Pilot Study Reports High School Drug-Testing Program Dramatically Reduces Drug Use

   Portland, Ore.

Oregon study also indicates development of riskier attitudes among drug-tested students.

A first-of-its-kind scientific study has found that student athletes at a high school with a mandatory, random drug-testing policy reported fourfold lower illicit drug use and threefold lower performance-enhancing substance use than athletes at a control school.

The study was conducted at two public high schools in Oregon during the 1999-2000 school year by researchers at Oregon Health & Science University in Portland, Oregon, and was funded by the National Institute on Drug Abuse, an arm of the National Institutes of Health. Results are published in the January 2003 issue of The Journal of Adolescent Health.

The findings are from the first year of the SATURN (Student Athlete Testing Using Random Notification) study. In the pilot study, Wahtonka High School in The Dalles, Oregon, required student athletes to agree to mandatory, random drug testing to participate in sports. A similar-sized high school in Warrenton, near Astoria, Oregon, had no drug-testing policy. Students at both schools were given questionnaires about drug use and attitudes.

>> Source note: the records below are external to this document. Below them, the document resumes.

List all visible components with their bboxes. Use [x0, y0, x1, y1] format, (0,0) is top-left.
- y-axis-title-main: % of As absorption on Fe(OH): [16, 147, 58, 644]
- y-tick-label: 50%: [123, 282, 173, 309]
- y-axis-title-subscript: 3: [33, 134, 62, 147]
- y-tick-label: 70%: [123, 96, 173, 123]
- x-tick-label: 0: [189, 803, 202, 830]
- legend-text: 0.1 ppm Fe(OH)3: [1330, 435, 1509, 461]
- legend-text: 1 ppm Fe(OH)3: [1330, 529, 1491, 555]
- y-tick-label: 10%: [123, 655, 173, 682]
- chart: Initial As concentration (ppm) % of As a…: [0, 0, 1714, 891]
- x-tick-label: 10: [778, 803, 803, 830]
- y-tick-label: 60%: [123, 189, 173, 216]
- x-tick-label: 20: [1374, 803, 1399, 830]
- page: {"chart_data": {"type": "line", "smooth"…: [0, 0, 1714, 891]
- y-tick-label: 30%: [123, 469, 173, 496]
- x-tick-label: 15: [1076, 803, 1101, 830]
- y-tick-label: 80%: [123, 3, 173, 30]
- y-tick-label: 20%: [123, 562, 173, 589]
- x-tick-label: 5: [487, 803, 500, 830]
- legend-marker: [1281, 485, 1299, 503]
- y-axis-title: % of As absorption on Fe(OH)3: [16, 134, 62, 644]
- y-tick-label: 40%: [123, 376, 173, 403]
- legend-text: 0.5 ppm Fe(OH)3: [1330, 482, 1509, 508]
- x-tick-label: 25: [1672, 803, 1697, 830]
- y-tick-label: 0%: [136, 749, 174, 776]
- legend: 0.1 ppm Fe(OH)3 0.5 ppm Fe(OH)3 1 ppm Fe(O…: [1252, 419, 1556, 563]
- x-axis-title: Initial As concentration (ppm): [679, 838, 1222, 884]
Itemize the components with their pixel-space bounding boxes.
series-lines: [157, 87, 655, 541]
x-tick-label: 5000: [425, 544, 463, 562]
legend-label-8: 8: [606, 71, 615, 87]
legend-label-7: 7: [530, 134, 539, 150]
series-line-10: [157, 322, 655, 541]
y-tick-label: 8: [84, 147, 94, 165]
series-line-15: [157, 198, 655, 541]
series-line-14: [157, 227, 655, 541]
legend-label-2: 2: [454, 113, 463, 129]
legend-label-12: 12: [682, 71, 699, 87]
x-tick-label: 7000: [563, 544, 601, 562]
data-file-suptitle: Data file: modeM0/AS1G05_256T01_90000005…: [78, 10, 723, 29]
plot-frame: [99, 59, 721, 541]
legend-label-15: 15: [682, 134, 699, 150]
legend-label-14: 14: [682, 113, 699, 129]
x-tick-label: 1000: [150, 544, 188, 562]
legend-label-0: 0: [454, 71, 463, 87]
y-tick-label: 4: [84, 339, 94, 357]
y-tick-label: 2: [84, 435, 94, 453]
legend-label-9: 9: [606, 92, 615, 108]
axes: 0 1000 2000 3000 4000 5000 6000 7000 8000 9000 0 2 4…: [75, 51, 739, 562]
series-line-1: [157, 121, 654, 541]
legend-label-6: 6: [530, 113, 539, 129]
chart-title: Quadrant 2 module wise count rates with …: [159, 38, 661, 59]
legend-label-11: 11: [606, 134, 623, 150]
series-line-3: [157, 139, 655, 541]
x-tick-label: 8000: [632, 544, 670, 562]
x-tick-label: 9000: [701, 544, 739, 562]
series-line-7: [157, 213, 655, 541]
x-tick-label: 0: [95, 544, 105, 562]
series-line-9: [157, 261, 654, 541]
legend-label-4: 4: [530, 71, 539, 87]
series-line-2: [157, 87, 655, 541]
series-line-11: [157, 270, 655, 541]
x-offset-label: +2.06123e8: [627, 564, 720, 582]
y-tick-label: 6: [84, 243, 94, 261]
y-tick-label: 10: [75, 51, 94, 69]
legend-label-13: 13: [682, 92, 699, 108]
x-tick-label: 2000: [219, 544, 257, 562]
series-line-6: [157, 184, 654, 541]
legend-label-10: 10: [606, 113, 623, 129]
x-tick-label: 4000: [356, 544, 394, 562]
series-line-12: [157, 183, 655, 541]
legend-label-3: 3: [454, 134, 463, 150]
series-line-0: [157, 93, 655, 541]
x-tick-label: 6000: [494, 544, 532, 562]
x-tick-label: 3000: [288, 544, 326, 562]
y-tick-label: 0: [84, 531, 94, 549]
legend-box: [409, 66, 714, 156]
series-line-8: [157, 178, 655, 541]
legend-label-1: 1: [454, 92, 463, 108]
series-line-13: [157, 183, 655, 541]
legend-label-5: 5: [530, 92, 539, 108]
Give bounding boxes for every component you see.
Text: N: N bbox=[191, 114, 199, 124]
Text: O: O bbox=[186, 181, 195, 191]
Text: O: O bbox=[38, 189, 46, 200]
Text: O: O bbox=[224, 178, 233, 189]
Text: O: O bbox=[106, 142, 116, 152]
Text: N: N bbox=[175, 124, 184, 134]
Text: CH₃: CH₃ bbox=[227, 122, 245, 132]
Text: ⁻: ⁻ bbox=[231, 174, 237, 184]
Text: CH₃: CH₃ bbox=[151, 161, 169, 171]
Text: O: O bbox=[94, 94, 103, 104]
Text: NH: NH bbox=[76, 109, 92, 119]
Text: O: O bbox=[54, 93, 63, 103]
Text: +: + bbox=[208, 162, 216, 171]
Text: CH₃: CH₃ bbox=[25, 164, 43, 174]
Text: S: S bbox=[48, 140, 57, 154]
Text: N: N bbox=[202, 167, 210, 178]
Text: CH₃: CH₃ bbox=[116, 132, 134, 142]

Mandatory drug testing of high school athletes is legal and has been adopted by many schools nationwide in an effort to combat drug use. The goal of SATURN was to assess the positive and negative effects of such a policy. Since SATURN began, the U.S. Supreme Court has expanded the scope of legal drug testing to include students participating in all extracurricular activities, not just sports.

Paradoxically, the study also indicated that although reported drug use was down among athletes at the tested school, their attitudes toward drug use went in the other direction. The study reports that athletes at the drug-testing schools increasingly viewed drug use as a less risky behavior and said that they believed more students were using drugs.

"These results may mean that athletes in the drug-testing program feel that because their school adopted drug testing as a preventive approach, many kids at their school must be using drugs," said study coordinator Linn Goldberg, M.D., director of the Division of Health Promotion and Sports Medicine in the OHSU School of Medicine. "Perhaps the combination of more perceived use and the absence of observable harmful effects led to a belief that drug use may not be that bad."

Theoretically, that attitude among student athletes places them into a higher risk category for drug use, according to Goldberg. "On the other hand, if the reported decline in drug use holds true, and remains lower during the summer months when testing is not conducted, then drug testing may prove to be a very effective drug prevention program for schools," he said.

The three-year SATURN study began in the 2000-2001 school year at 13 public high schools in Oregon that were randomized into drug-testing and control groups. Now in its third and final year of data collection, the study was suspended by the federal Office for Human Research Protection last October over concerns regarding how the questionnaires were handled in classrooms, the randomization of schools and the researchers' (who are certified doping control officers for the U.S. Olympics drug-testing program) involvement in the drug-testing procedure. OHSU has responded to those concerns and has asked OHRP for a quick reinstatement of the study.

"These pilot results are not complete; they indicate trends but represent too short a time frame to draw definite conclusions about the efficacy of drug-testing programs," said Goldberg. "This is why it is important to complete a longer-term study that tracks these findings over a number of years across several schools."